The Founding Fathers of the United States understood that whether the new Republic would survive was an open question. There was neither certainty nor even likelihood that it would. The Achilles Heel was whether the essential foundation of the Republic would itself survive. If that foundation crumbled, the Republic would fail, as had the ancient republic of Rome.
Our Founding Fathers understood that . . . virtue is essential to freedom. People who cannot restrain their own baser instincts, who cannot treat one another with civility, are not capable of self-government. "Our Constitution was made for a moral and religious people," said John Adams. "It is wholly inadequate to the government of any others." Without virtue, a society can be ruled only be fear, a truth that tyrants understand all too well. [Charles Colson & Nancy Pearcey, How Now Shall We Live? (Wheaton, Ill.: Tyndale House Publishers, Inc., 1999), p.373.]A man who cannot govern himself cannot participate constructively in a society which depends upon self-government for its continued existence. Ultimately this is a religious issue. The more ordinary people believe in God and fear Him, the better the institutions of government work. Society looks first to God for all things: the state is merely one of the institutions, carefully defined and delimited, given by God for our good.

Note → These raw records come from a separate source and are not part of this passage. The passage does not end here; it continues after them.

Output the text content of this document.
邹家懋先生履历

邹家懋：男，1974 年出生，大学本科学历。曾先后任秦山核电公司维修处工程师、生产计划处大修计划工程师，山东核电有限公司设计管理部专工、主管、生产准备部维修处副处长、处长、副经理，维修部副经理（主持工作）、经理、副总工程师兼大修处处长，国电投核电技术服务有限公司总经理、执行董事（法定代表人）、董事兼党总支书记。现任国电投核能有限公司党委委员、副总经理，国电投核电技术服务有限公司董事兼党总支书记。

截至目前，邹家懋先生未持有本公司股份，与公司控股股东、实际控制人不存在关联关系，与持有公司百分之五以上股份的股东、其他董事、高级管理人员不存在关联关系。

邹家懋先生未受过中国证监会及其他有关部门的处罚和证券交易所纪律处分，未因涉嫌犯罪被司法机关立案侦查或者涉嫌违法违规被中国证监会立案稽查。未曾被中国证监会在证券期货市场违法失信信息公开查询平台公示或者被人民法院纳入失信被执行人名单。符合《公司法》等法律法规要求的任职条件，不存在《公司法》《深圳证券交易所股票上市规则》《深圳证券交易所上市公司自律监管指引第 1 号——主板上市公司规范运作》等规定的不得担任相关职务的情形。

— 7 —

The more atheistic society becomes, the more it looks to the state for its life and sustenance. Every issue, every quarrel, every inadequacy generates a siren call for the state and its agencies to step in to sort things out.
What is the answer? There is no magic wand, no simple answer. It all turns around whether the majority of the people begin once again to fear God, or as the Catechism puts it, begin to live so as "to glorify God and enjoy him forever". Only then can a government committed to liberty of conscience and freedom survive.